Inflation concerns continued to abate with falling bond yields. The ten-year US yield fell seven basis points overnight to 1.65 per cent.  

Technology and healthcare were the biggest drags in the US, both easing almost 0.4 per cent. Industrials, energy and financials also declined. The materials sector gained 0.2 per cent and utilities 0.5 per cent. Consumer stocks were lifted by continuing optimism over the pace of the recovery.

Australian construction figures for March were due at 8.30 am AEST. The Performance of Construction Index has improved for the last four months.

The dollar rose 0.09 per cent to 76.64 US cents.


Iron ore regained the US$170 a tonne level after Chinese steel prices hit record highs. The spot price for ore landed in China climbed $3.85 or 2.3 per cent yesterday to US$170.85 a tonne. Sinosteel Futures analysts said pollution restrictions in Tangshan had cut into steel stocks at warehouses, pushing rebar prices on the Shanghai Futures Exchange to their highest on record.

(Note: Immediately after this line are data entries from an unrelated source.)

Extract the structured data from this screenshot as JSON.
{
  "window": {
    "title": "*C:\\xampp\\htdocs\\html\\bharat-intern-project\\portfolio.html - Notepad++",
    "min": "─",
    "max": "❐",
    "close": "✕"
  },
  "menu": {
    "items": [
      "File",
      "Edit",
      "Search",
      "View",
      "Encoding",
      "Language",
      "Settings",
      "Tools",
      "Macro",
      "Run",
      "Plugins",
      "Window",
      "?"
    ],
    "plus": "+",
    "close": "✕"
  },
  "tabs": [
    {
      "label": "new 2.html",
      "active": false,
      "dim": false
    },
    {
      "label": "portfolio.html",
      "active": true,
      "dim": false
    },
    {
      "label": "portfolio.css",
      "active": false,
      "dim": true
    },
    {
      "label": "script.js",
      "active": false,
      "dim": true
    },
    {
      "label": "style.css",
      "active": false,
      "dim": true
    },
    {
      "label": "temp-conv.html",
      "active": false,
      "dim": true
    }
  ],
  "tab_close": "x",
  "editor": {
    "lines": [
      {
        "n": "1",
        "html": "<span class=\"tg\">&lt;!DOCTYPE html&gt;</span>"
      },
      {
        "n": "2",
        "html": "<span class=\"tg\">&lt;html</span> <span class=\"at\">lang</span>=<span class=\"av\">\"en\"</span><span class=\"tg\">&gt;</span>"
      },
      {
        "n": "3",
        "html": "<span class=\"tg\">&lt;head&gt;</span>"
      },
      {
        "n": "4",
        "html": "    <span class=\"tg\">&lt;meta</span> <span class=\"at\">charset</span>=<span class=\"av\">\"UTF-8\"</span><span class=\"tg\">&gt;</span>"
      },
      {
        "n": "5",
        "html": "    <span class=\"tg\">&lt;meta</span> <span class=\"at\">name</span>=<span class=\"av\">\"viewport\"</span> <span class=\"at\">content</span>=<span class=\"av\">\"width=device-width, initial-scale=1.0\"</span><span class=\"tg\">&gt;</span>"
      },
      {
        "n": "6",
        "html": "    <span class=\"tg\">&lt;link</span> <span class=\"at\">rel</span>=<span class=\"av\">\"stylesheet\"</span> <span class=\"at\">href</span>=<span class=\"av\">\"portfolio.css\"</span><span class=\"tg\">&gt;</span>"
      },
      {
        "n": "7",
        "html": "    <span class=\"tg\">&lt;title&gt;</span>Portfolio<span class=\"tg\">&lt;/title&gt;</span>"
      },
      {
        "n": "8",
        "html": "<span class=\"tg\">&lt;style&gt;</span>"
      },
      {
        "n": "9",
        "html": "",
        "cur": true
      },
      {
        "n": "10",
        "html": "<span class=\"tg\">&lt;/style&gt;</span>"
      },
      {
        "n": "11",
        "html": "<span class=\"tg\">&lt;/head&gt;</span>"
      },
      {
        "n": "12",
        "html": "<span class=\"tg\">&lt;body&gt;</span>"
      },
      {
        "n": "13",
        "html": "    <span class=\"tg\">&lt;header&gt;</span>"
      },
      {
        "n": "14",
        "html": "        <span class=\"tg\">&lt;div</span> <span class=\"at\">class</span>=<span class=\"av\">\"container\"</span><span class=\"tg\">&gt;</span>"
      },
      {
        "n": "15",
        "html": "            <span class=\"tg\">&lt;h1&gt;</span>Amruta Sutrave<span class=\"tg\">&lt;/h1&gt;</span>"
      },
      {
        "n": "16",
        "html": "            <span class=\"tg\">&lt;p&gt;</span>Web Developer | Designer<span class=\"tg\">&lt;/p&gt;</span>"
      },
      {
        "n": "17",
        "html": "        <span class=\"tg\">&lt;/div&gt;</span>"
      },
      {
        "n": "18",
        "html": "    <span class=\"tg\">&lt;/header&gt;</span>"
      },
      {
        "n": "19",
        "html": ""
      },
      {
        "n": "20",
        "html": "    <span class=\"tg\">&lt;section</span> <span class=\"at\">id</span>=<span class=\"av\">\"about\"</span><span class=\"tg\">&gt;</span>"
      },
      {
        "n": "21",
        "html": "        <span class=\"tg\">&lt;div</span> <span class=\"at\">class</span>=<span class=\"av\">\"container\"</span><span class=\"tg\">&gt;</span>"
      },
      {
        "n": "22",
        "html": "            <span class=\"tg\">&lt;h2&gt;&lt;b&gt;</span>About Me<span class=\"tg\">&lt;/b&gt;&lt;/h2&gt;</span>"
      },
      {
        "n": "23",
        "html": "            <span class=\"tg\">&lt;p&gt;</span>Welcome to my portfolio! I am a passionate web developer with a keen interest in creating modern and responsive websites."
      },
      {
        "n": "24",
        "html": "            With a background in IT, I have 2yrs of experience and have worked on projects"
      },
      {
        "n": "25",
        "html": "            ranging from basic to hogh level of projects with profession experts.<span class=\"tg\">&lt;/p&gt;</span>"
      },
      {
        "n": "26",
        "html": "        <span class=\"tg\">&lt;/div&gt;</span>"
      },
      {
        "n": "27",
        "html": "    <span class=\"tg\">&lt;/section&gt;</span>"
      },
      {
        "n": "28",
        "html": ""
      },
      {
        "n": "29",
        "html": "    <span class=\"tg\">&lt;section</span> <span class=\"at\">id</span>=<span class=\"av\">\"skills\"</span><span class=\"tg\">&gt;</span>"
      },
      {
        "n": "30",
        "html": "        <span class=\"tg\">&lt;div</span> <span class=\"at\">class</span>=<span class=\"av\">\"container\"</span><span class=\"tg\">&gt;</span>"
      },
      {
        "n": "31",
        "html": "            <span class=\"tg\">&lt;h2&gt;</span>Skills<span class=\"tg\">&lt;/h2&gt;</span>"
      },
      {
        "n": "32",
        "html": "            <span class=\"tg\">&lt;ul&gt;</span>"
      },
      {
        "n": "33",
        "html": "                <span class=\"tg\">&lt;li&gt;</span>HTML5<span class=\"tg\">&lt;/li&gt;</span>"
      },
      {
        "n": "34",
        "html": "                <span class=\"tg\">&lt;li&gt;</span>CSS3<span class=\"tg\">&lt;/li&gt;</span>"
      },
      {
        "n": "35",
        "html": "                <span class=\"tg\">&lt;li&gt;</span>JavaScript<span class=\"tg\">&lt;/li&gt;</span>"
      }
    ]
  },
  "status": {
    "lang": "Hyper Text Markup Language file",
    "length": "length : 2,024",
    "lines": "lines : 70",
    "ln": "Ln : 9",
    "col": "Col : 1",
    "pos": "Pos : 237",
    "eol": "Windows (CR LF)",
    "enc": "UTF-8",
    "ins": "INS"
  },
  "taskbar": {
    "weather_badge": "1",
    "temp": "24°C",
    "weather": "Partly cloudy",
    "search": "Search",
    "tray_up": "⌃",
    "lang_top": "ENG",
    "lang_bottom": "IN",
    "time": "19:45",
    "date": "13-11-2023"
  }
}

BHP’s US-listed stock retreated 1.79 per cent after its UK-listed stock gained 2.42 per cent. Rio Tinto shed 1.36 per cent in the US and added 2.68 per cent in the UK.

A fourth day of gains lifted gold to its highest close in five weeks. Gold for June delivery settled $14.20 or 0.8 per cent ahead at US$1,743 an ounce. The NYSE Arca Gold Bugs Index climbed 1.4 per cent.

Oil recouped some of Monday’s 4.2 per cent loss as expectations for US-Iran nuclear talks moderated. Brent crude settled 59 cents or almost 1 per cent higher at US$62.74 a barrel. Prices skidded on Monday amid concerns the US might lift sanctions on Iranian oil if negotiations over Iran’s nuclear ambitions made progress.

“As the possibility of a breakthrough in the talks fade, the likelihood of a pick-up in exports from Iran fades too, removing one risk from the oil market,” Marshall Gittler, head of investment research at BDSwiss, wrote.

Copper flew higher in London trade after leading producer Chile closed its borders to limit a surge in Covid-19 across South America. Benchmark copper on the London Metal Exchange climbed 2.9 per cent to US$9,053.75 a tonne. Aluminium gained 2.1 per cent, nickel 3.2 per cent, lead 0.2 per cent, zinc 1.8 per cent and tin 4.1 per cent.